Minister of Health and Seniors for Alberta Sarah Hoffman paid a visit to Lloydminster on July 14 to tour some of the facilities and catch up on the unique challenges that face the Border City’s health-care sector. She met with some of the concerned stakeholders, as well as MLAs Richard Starke and Colleen Young, to talk about the continuum of care and what the new government’s policies are regarding long-term facilities.
“I saw amazing staff who really care about their patients and are really inspired to get up in the morning and come give them the best quality of care, I want to say that first and foremost,” said Hoffman, while standing outside the Dr. Cooke Extended Care Centre facility.
“I met with a number of residents when we were walking around too, who are really happy to be living where they are and they’re grateful that they have companionship with the other residents as well as from the staff.”

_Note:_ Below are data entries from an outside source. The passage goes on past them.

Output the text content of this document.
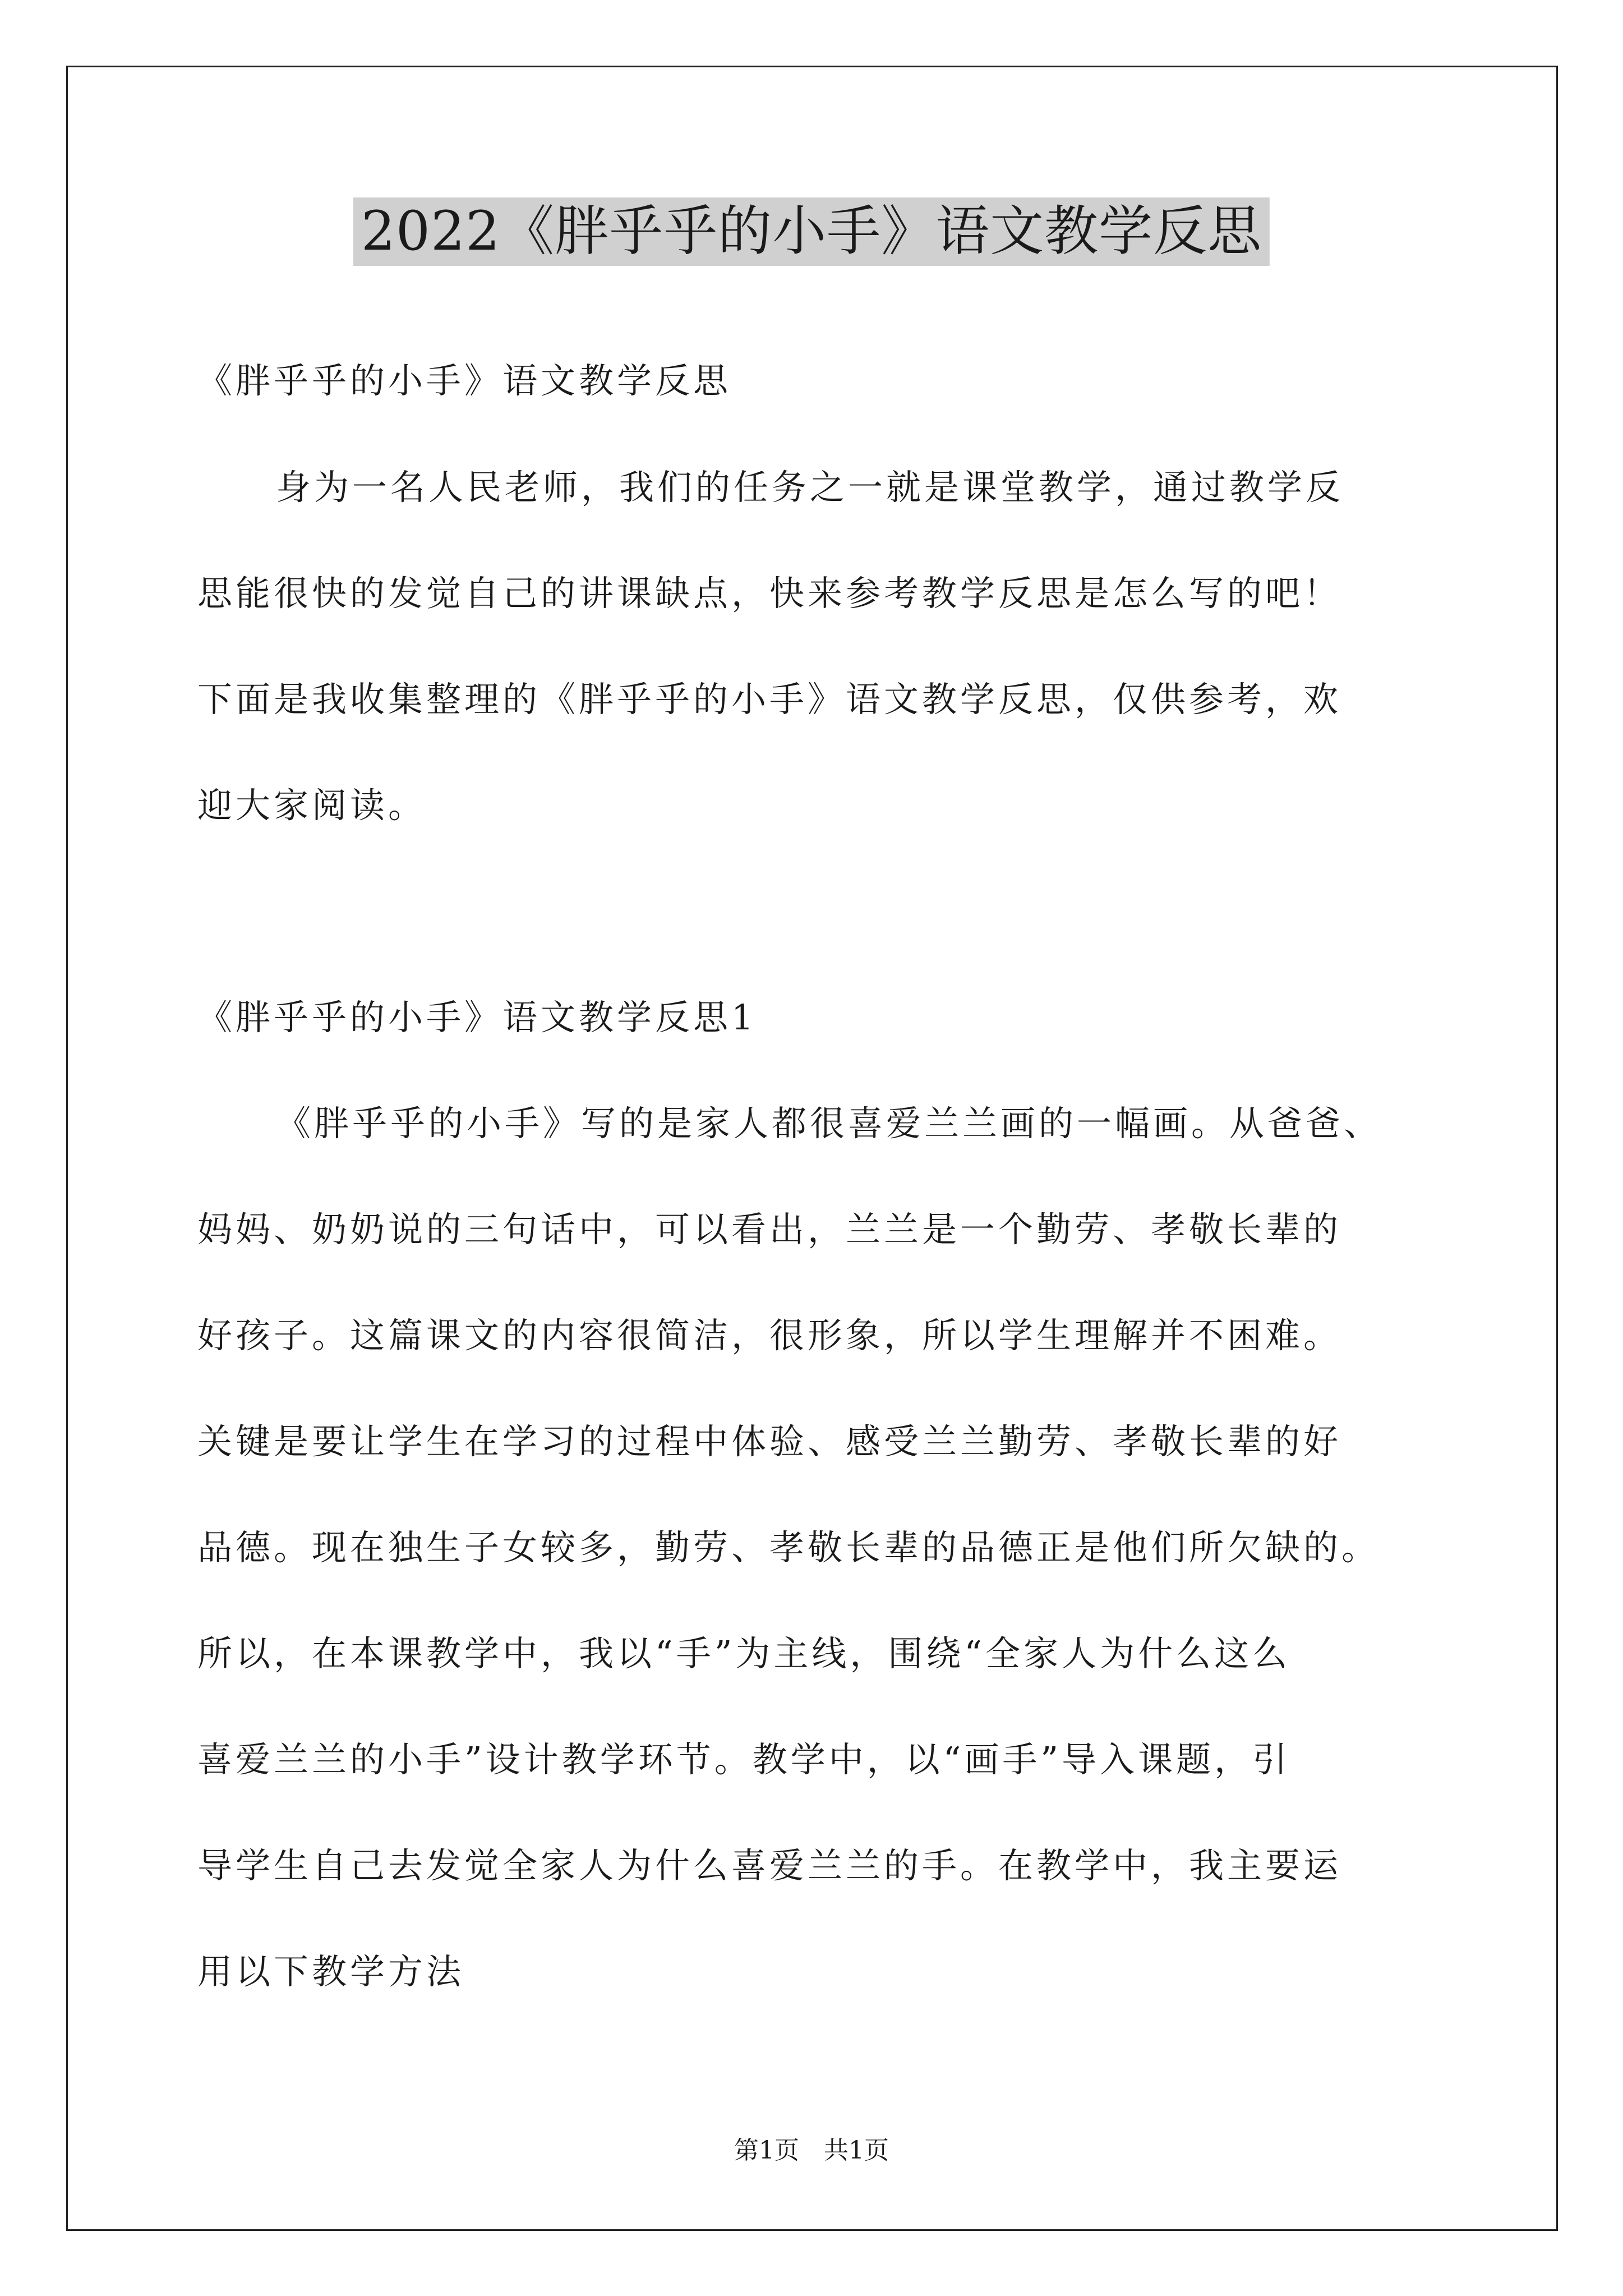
2022《胖乎乎的小手》语文教学反思

《胖乎乎的小手》语文教学反思

身为一名人民老师，我们的任务之一就是课堂教学，通过教学反

思能很快的发觉自己的讲课缺点，快来参考教学反思是怎么写的吧！

下面是我收集整理的《胖乎乎的小手》语文教学反思，仅供参考，欢

迎大家阅读。

《胖乎乎的小手》语文教学反思1

《胖乎乎的小手》写的是家人都很喜爱兰兰画的一幅画。从爸爸、

妈妈、奶奶说的三句话中，可以看出，兰兰是一个勤劳、孝敬长辈的

好孩子。这篇课文的内容很简洁，很形象，所以学生理解并不困难。

关键是要让学生在学习的过程中体验、感受兰兰勤劳、孝敬长辈的好

品德。现在独生子女较多，勤劳、孝敬长辈的品德正是他们所欠缺的。

所以，在本课教学中，我以“手”为主线，围绕“全家人为什么这么

喜爱兰兰的小手”设计教学环节。教学中，以“画手”导入课题，引

导学生自己去发觉全家人为什么喜爱兰兰的手。在教学中，我主要运

用以下教学方法

第1页　共1页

In the government’s platform, Hoffman said they have plans to build 2,000 beds over the next four years and will be going ahead with building and staffing to meet the needs of the province. People she spoke to in Lloydminster said they want to ensure there are long-term plans to address the needs of residents and that taxpayers’ money is used responsibly.
Starke, MLA for Vermilion-Lloydminster, says the main issue is going forward with the memorandum of understanding (MOU) that was signed last year between the provinces of Alberta and Saskatchewan.

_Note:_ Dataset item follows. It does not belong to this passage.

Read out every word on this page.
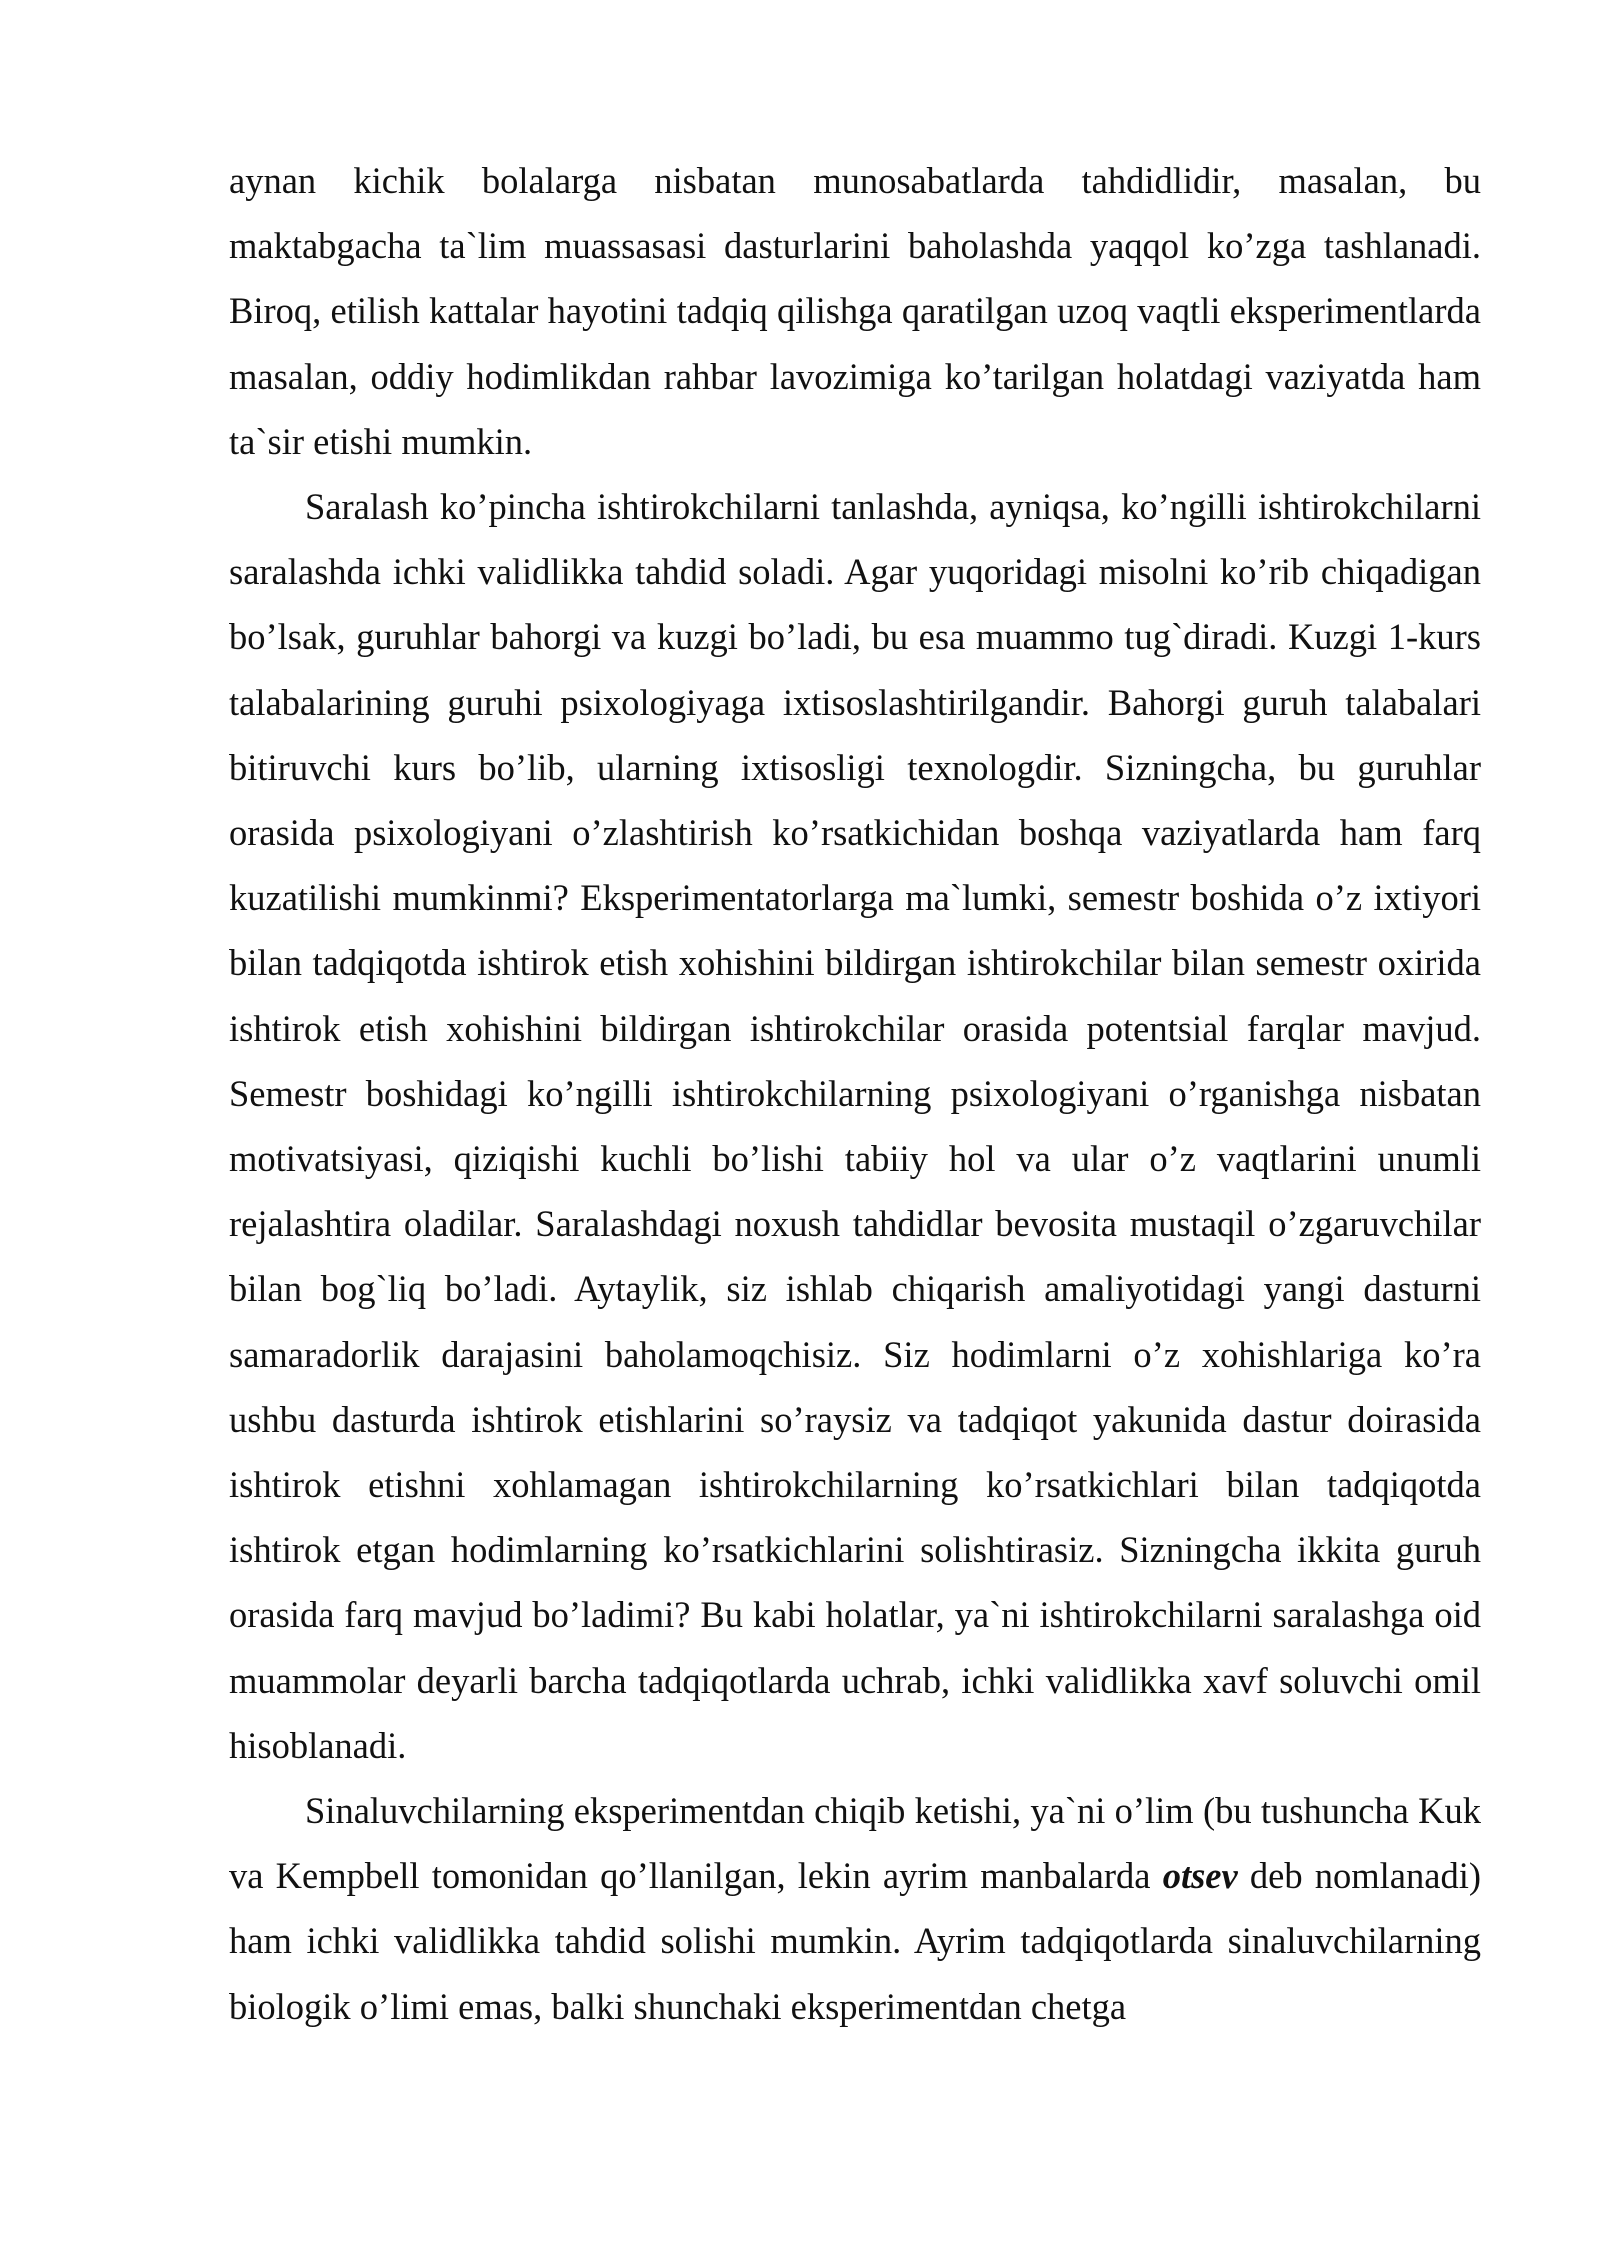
aynan kichik bolalarga nisbatan munosabatlarda tahdidlidir, masalan, bu maktabgacha ta`lim muassasasi dasturlarini baholashda yaqqol ko’zga tashlanadi. Biroq, etilish kattalar hayotini tadqiq qilishga qaratilgan uzoq vaqtli eksperimentlarda masalan, oddiy hodimlikdan rahbar lavozimiga ko’tarilgan holatdagi vaziyatda ham ta`sir etishi mumkin.

Saralash ko’pincha ishtirokchilarni tanlashda, ayniqsa, ko’ngilli ishtirokchilarni saralashda ichki validlikka tahdid soladi. Agar yuqoridagi misolni ko’rib chiqadigan bo’lsak, guruhlar bahorgi va kuzgi bo’ladi, bu esa muammo tug`diradi. Kuzgi 1-kurs talabalarining guruhi psixologiyaga ixtisoslashtirilgandir. Bahorgi guruh talabalari bitiruvchi kurs bo’lib, ularning ixtisosligi texnologdir. Sizningcha, bu guruhlar orasida psixologiyani o’zlashtirish ko’rsatkichidan boshqa vaziyatlarda ham farq kuzatilishi mumkinmi? Eksperimentatorlarga ma`lumki, semestr boshida o’z ixtiyori bilan tadqiqotda ishtirok etish xohishini bildirgan ishtirokchilar bilan semestr oxirida ishtirok etish xohishini bildirgan ishtirokchilar orasida potentsial farqlar mavjud. Semestr boshidagi ko’ngilli ishtirokchilarning psixologiyani o’rganishga nisbatan motivatsiyasi, qiziqishi kuchli bo’lishi tabiiy hol va ular o’z vaqtlarini unumli rejalashtira oladilar. Saralashdagi noxush tahdidlar bevosita mustaqil o’zgaruvchilar bilan bog`liq bo’ladi. Aytaylik, siz ishlab chiqarish amaliyotidagi yangi dasturni samaradorlik darajasini baholamoqchisiz. Siz hodimlarni o’z xohishlariga ko’ra ushbu dasturda ishtirok etishlarini so’raysiz va tadqiqot yakunida dastur doirasida ishtirok etishni xohlamagan ishtirokchilarning ko’rsatkichlari bilan tadqiqotda ishtirok etgan hodimlarning ko’rsatkichlarini solishtirasiz. Sizningcha ikkita guruh orasida farq mavjud bo’ladimi? Bu kabi holatlar, ya`ni ishtirokchilarni saralashga oid muammolar deyarli barcha tadqiqotlarda uchrab, ichki validlikka xavf soluvchi omil hisoblanadi.

Sinaluvchilarning eksperimentdan chiqib ketishi, ya`ni o’lim (bu tushuncha Kuk va Kempbell tomonidan qo’llanilgan, lekin ayrim manbalarda otsev deb nomlanadi) ham ichki validlikka tahdid solishi mumkin. Ayrim tadqiqotlarda sinaluvchilarning biologik o’limi emas, balki shunchaki eksperimentdan chetga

“We realize that there have been changes in ministers and government on the Alberta side, but nonetheless the importance of that document and the plans it lays out haven’t changed and it’s really important that we continue to move forward,” he said.

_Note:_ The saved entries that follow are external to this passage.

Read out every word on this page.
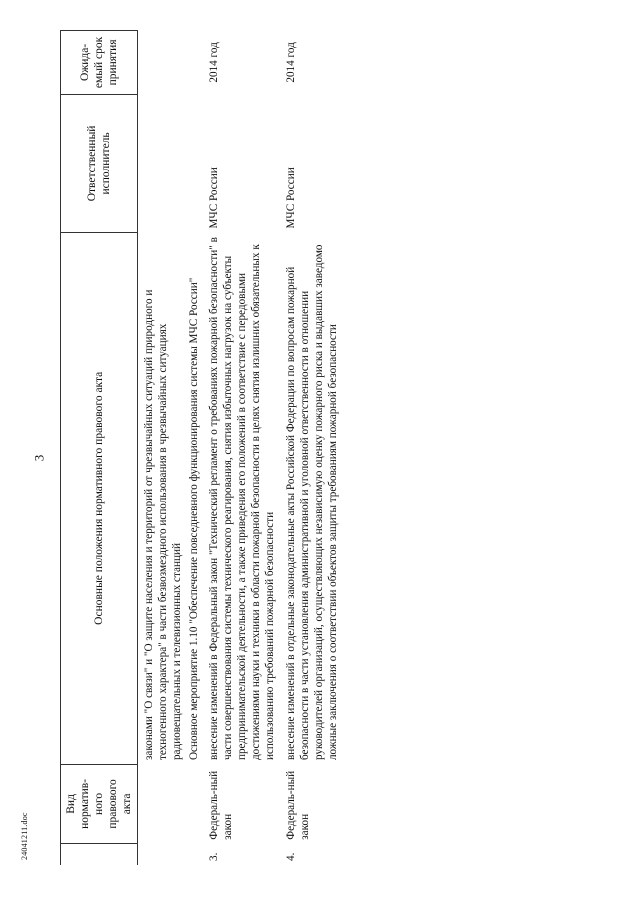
3
	Вид норматив-ного правового акта	Основные положения нормативного правового акта	Ответственный исполнитель	Ожида-емый срок принятия
		законами "О связи" и "О защите населения и территорий от чрезвычайных ситуаций природного и техногенного характера" в части безвозмездного использования в чрезвычайных ситуациях радиовещательных и телевизионных станций		
		Основное мероприятие 1.10 "Обеспечение повседневного функционирования системы МЧС России"		
3.	Федераль-ный закон	внесение изменений в Федеральный закон "Технический регламент о требованиях пожарной безопасности" в части совершенствования системы технического реагирования, снятия избыточных нагрузок на субъекты предпринимательской деятельности, а также приведения его положений в соответствие с передовыми достижениями науки и техники в области пожарной безопасности в целях снятия излишних обязательных к использованию требований пожарной безопасности	МЧС России	2014 год
4.	Федераль-ный закон	внесение изменений в отдельные законодательные акты Российской Федерации по вопросам пожарной безопасности в части установления административной и уголовной ответственности в отношении руководителей организаций, осуществляющих независимую оценку пожарного риска и выдавших заведомо ложные заключения о соответствии объектов защиты требованиям пожарной безопасности	МЧС России	2014 год
24041211.doc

Another important issue that came up in discussion was the status of the grant for the affordable supportive living initiative (ASLI), which has been put on hold since the NDP took office. The Pioneer Lodge applied for the grant late last year so they can put the funds toward the lodge’s expansion.
Hoffman said though there were announcements made about the grant, no contracts were signed so they are going to take the time to make sure business plans and projections align with the needs and values of the province.
“I wouldn’t say that it’s been stopped, I would say that there are conversations happening to make sure that we are properly aligned in meeting the needs of not just seniors, but all Albertans,” she said.
Starke noted that Alberta is a big province with many concerns and needs from a lot of different communities and said he doesn’t anticipate an answer in the immediate future, but is looking forward to some feedback as soon as possible.
He said the expansion for the Pioneer Lodge is ready to go and if they can get the green light, the facility could be ready for residents as early as July 2017.
Colleen Young, Saskatchewan MLA for Lloydminster, says she thinks Hoffman did a good job of listening to the city’s concerns during the visit and hopes the minister will take that message back to the Alberta legislature to help them understand the specific needs of the city that need to be uniquely addressed.
“There are always challenges,” Young said. “Budget cycles are different, terminology around seniors care is different in two provinces and I think that some parts of the bilateral agreement and the MOU need to bring those two ministries together to start working on those kinds of things, which will help Lloydminster in the long run. Getting them both to the table at the same time, I think, is the answer and I’m hopeful that will happen.”